The current house was built by Sir Thomas Lucy (c.1532–1600) in the 1550s. His great-great-grandson Thomas Lucy (c.1655–84) inherited the property in 1677 and served as Captain of the Household Guards during the Dutch Wars of the 1670s. A portrait by Godfrey Kneller (1646/9–1723) in the National Trust’s collection depicts Lucy with an unidentified young black groom or page wearing a metal collar (inventory number NT 533847). Parish records list the baptism in 1735 of Philip Lucy, a six-year-old black boy. More research is needed on his relationship, if any, to the Lucy household. Evidence from neighbouring parishes reveals the presence of black people in Warwickshire during this period.
George Hammond Lucy (1789–1845) inherited Charlecote in 1823 and, with his wife Mary Elizabeth Williams (1803–90), decorated the house with objects bought at the sale of William Beckford’s Fonthill Abbey (which is not owned by the National Trust). Beckford’s immense wealth derived from sugar plantations he inherited in Jamaica
George and Mary Elizabeth’s daughter, Caroline (1828–64), married Captain Charles Pawlett Lane (1828–1910), who served during the 1857 siege of Lucknow under General Henry Havelock (1795–1857).
Charlecote’s collection includes a number of objects associated with the siege of Lucknow in India including an eighteenth-century silver dress sword and scabbard presented to Mary Elizabeth Lucy (1803–89) by her son-in-law Major-General Charles Powlett Lane (1826–1910) who participated in the siege in 1857.
Ends.
Right to the crime sheet here is
a) there is a painting of a family member with a boy who is black but who cannot be the black boy referred to as having been christened in the parish. There is no record of who this black boy was or of his relationship to the Lucy family.
That is truly damning. Worse still.
b) The Lucy family bought some items for Charlecote from another house where the owner had owned plantations.
Cripes I have got a photo of Peter Tatchell in my study… does that make me gay? This is ludicrous. But best of all.
c) The owner’s son in law fought in the siege of Lucknow where no doubt the colonial Britishers were slaughtering Indian women and children. Well actually it was the other way round. Mr Pewlett Lane was either defending civilians in the residency or in the relief columns sent to life the siege. Pewlett lane was not, as the Trust insists, participating in the siege but in the lifting of the siege. There is a big difference.

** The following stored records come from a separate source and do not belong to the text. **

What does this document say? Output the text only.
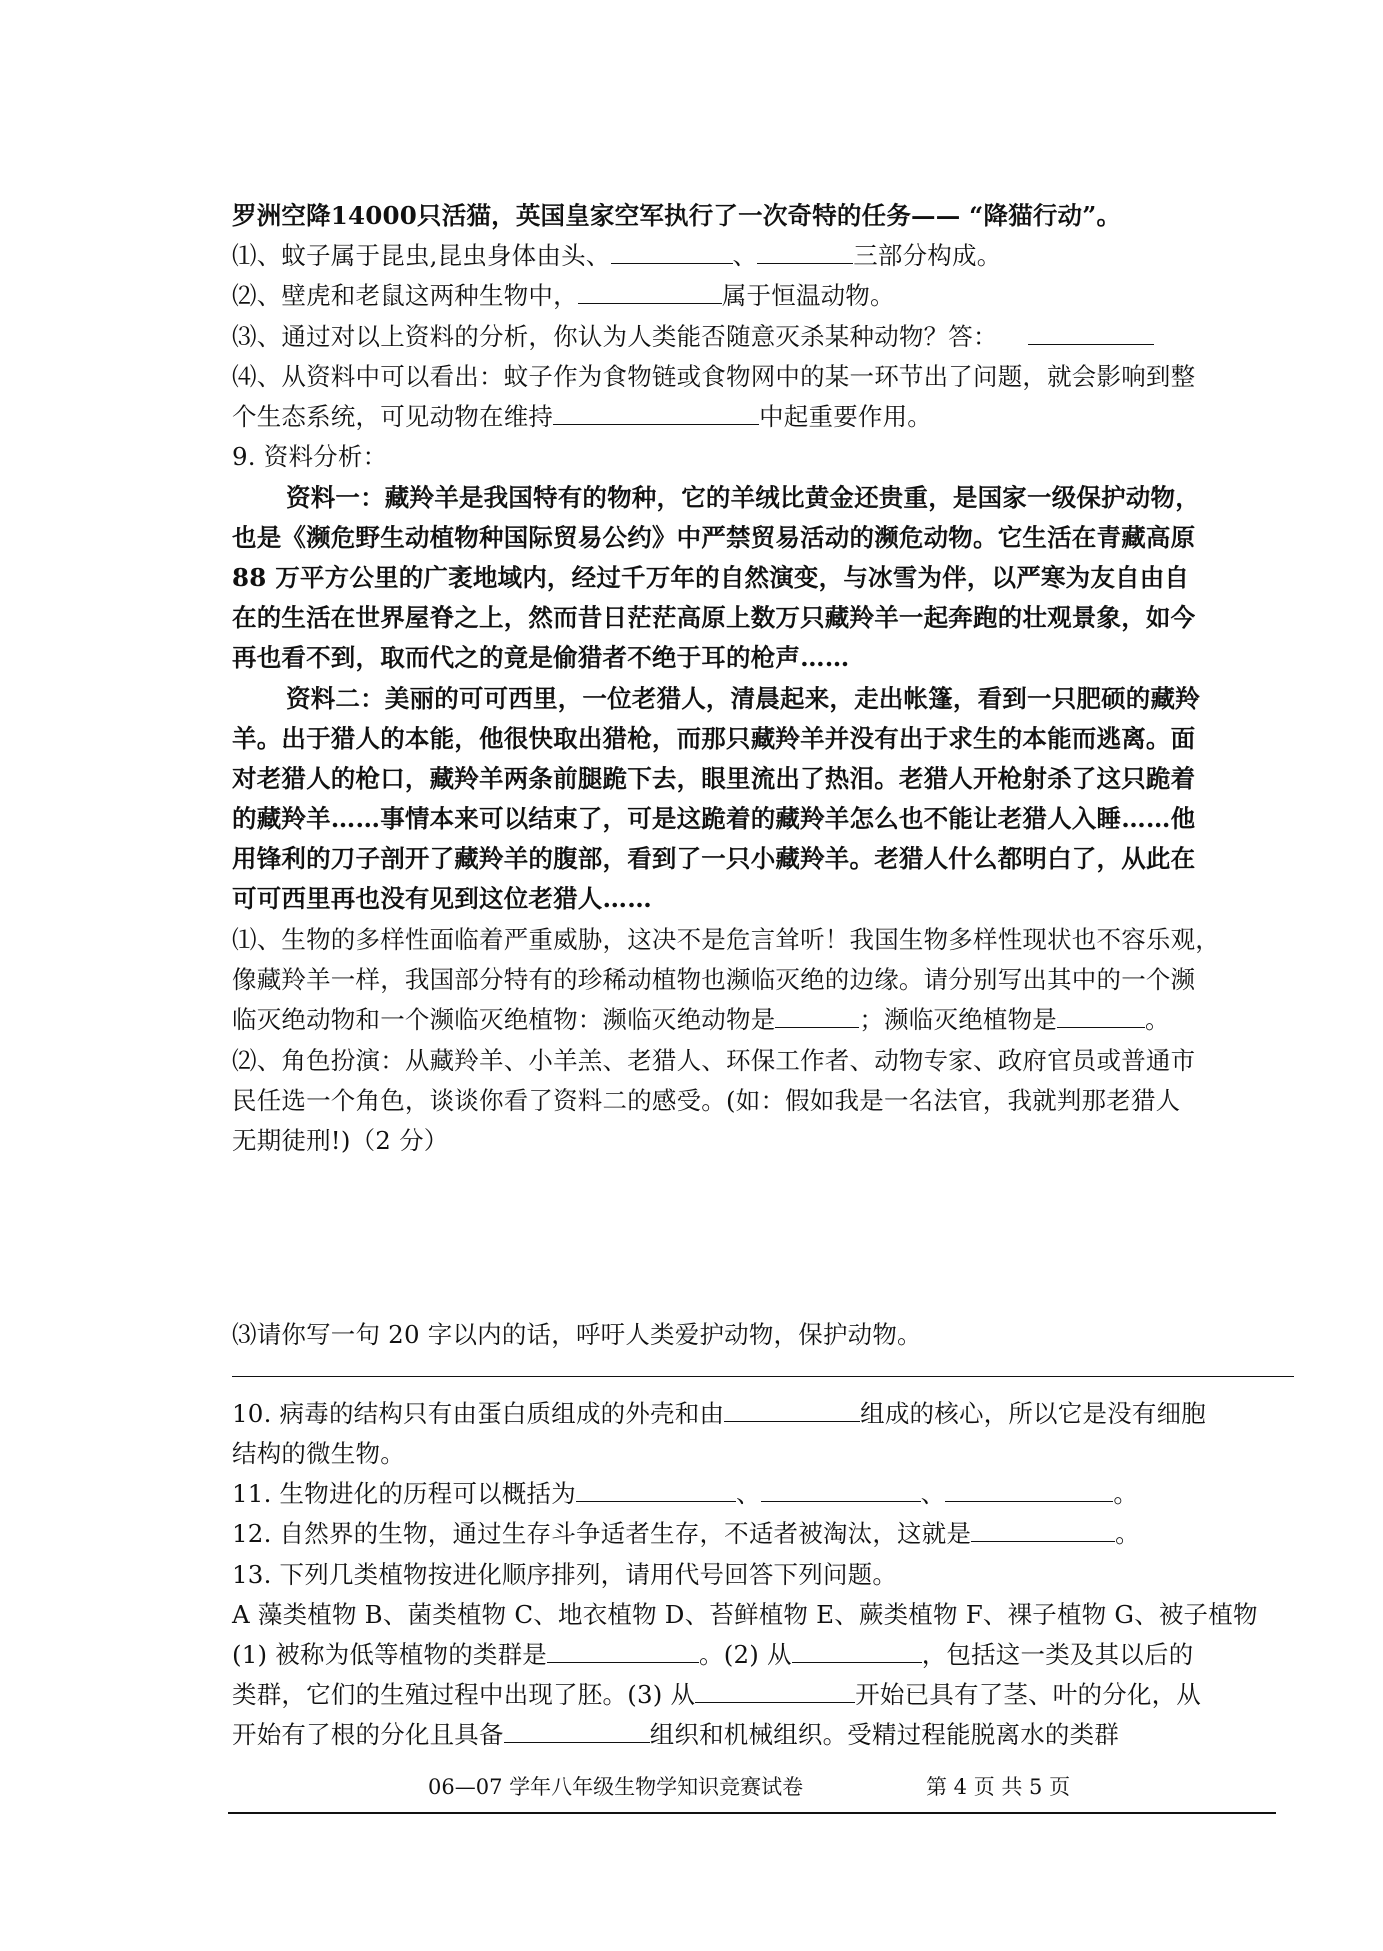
罗洲空降14000只活猫，英国皇家空军执行了一次奇特的任务—— “降猫行动”。
⑴、蚊子属于昆虫,昆虫身体由头、	、	三部分构成。
⑵、壁虎和老鼠这两种生物中，	属于恒温动物。
⑶、通过对以上资料的分析，你认为人类能否随意灭杀某种动物？答：
⑷、从资料中可以看出：蚊子作为食物链或食物网中的某一环节出了问题，就会影响到整
个生态系统，可见动物在维持	中起重要作用。
9. 资料分析：
资料一：藏羚羊是我国特有的物种，它的羊绒比黄金还贵重，是国家一级保护动物，
也是《濒危野生动植物种国际贸易公约》中严禁贸易活动的濒危动物。它生活在青藏高原
88 万平方公里的广袤地域内，经过千万年的自然演变，与冰雪为伴，以严寒为友自由自
在的生活在世界屋脊之上，然而昔日茫茫高原上数万只藏羚羊一起奔跑的壮观景象，如今
再也看不到，取而代之的竟是偷猎者不绝于耳的枪声……
资料二：美丽的可可西里，一位老猎人，清晨起来，走出帐篷，看到一只肥硕的藏羚
羊。出于猎人的本能，他很快取出猎枪，而那只藏羚羊并没有出于求生的本能而逃离。面
对老猎人的枪口，藏羚羊两条前腿跪下去，眼里流出了热泪。老猎人开枪射杀了这只跪着
的藏羚羊……事情本来可以结束了，可是这跪着的藏羚羊怎么也不能让老猎人入睡……他
用锋利的刀子剖开了藏羚羊的腹部，看到了一只小藏羚羊。老猎人什么都明白了，从此在
可可西里再也没有见到这位老猎人……
⑴、生物的多样性面临着严重威胁，这决不是危言耸听！我国生物多样性现状也不容乐观，
像藏羚羊一样，我国部分特有的珍稀动植物也濒临灭绝的边缘。请分别写出其中的一个濒
临灭绝动物和一个濒临灭绝植物：濒临灭绝动物是	；濒临灭绝植物是	。
⑵、角色扮演：从藏羚羊、小羊羔、老猎人、环保工作者、动物专家、政府官员或普通市
民任选一个角色，谈谈你看了资料二的感受。(如：假如我是一名法官，我就判那老猎人
无期徒刑!)（2 分）
⑶请你写一句 20 字以内的话，呼吁人类爱护动物，保护动物。
10. 病毒的结构只有由蛋白质组成的外壳和由	组成的核心，所以它是没有细胞
结构的微生物。
11. 生物进化的历程可以概括为	、	、	。
12. 自然界的生物，通过生存斗争适者生存，不适者被淘汰，这就是	。
13. 下列几类植物按进化顺序排列，请用代号回答下列问题。
A 藻类植物 B、菌类植物 C、地衣植物 D、苔鲜植物 E、蕨类植物 F、裸子植物 G、被子植物
(1) 被称为低等植物的类群是	。(2) 从	，包括这一类及其以后的
类群，它们的生殖过程中出现了胚。(3) 从	开始已具有了茎、叶的分化，从
开始有了根的分化且具备	组织和机械组织。受精过程能脱离水的类群
06—07 学年八年级生物学知识竞赛试卷	第 4 页 共 5 页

The evil Britishers were keen that the 1200 civilians trapped at Lucknow did not meet the same fate as the women and children at Cawnpore a few months previously. The evil Britishers also had the decency not to knock down religious buildings even though they provided cover for snipers. Having fought in what was a heroic and virtuous action, Pewlett Lane then brought back some souvenirs.
The National Trust automatically assumes all British military action was evil. If only it had any regard for academic discipline. My grandfather would have been appalled. No wonder folks are threatening to cancel NT memberships and legacies.

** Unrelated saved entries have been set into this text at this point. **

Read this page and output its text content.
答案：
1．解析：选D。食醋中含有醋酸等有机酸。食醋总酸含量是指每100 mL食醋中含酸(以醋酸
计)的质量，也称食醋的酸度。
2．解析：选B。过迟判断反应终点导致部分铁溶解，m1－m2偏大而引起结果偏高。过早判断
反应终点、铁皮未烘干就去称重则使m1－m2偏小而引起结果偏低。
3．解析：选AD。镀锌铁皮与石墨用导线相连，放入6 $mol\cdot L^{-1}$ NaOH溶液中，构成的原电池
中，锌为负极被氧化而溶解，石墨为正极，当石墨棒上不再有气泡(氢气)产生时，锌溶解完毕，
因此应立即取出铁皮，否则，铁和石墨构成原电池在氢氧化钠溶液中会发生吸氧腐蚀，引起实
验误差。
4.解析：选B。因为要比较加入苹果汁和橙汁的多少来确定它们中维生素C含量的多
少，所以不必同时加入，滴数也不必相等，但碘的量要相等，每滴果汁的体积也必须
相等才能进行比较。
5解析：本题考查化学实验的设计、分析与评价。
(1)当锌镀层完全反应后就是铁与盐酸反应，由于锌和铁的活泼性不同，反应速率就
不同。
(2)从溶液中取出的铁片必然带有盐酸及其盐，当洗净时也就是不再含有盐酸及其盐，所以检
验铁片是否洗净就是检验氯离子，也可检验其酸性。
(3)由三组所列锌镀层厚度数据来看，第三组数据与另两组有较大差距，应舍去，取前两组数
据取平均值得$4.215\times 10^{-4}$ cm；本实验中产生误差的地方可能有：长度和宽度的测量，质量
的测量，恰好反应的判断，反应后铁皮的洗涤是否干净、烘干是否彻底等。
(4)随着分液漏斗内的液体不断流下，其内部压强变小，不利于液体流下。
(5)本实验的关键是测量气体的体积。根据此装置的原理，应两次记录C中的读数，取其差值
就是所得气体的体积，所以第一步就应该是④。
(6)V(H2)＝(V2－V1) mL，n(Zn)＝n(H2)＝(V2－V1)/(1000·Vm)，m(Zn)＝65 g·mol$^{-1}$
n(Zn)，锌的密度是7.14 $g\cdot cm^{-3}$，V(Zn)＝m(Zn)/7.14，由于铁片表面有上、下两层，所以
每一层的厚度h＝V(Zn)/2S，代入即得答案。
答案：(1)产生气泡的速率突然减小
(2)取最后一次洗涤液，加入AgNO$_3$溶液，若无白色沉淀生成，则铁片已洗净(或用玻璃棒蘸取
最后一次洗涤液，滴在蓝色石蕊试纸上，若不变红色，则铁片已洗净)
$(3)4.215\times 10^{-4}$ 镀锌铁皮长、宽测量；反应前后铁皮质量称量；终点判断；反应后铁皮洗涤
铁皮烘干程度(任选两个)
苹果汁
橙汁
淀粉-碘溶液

So how did the wretched BBC News report it? Apparently this dossier is a bit controversial we were told by reporter Celestina Olulode. So far so good. She then adds “critics say a lot should have been done sooner”.
That is not quite true, is it? Some critics reckon this report should have been done sooner. Other critics think that an organisation sacking 1200 staff amid a cash crisis should spend every cent it has retaining staff and saving buildings and that this report is not needed at all. Other critics think that it is academically very weak indeed. What other country on this planet would regard a figure like Churchill as a man to be shamed? Celestina says that she is a lover of history. In this case, should she not have quizzed the Trust over Lucknow or over Churchill?
I am not, for a second, arguing that the British Empire was all good. Hell’s teeth I identify as Irish but this self-loathing that drives folks to say the Empire was all bad and that Lucknow has to be a mark of shame as it involves Brits in India is just insane.
Celestina went to say that “there are strong views on both sides on what do so with this history.” Indeed. She then interviewed a chap from the slavery museum who, we can assume, spoke for one side and then for balance? Er. Nobody.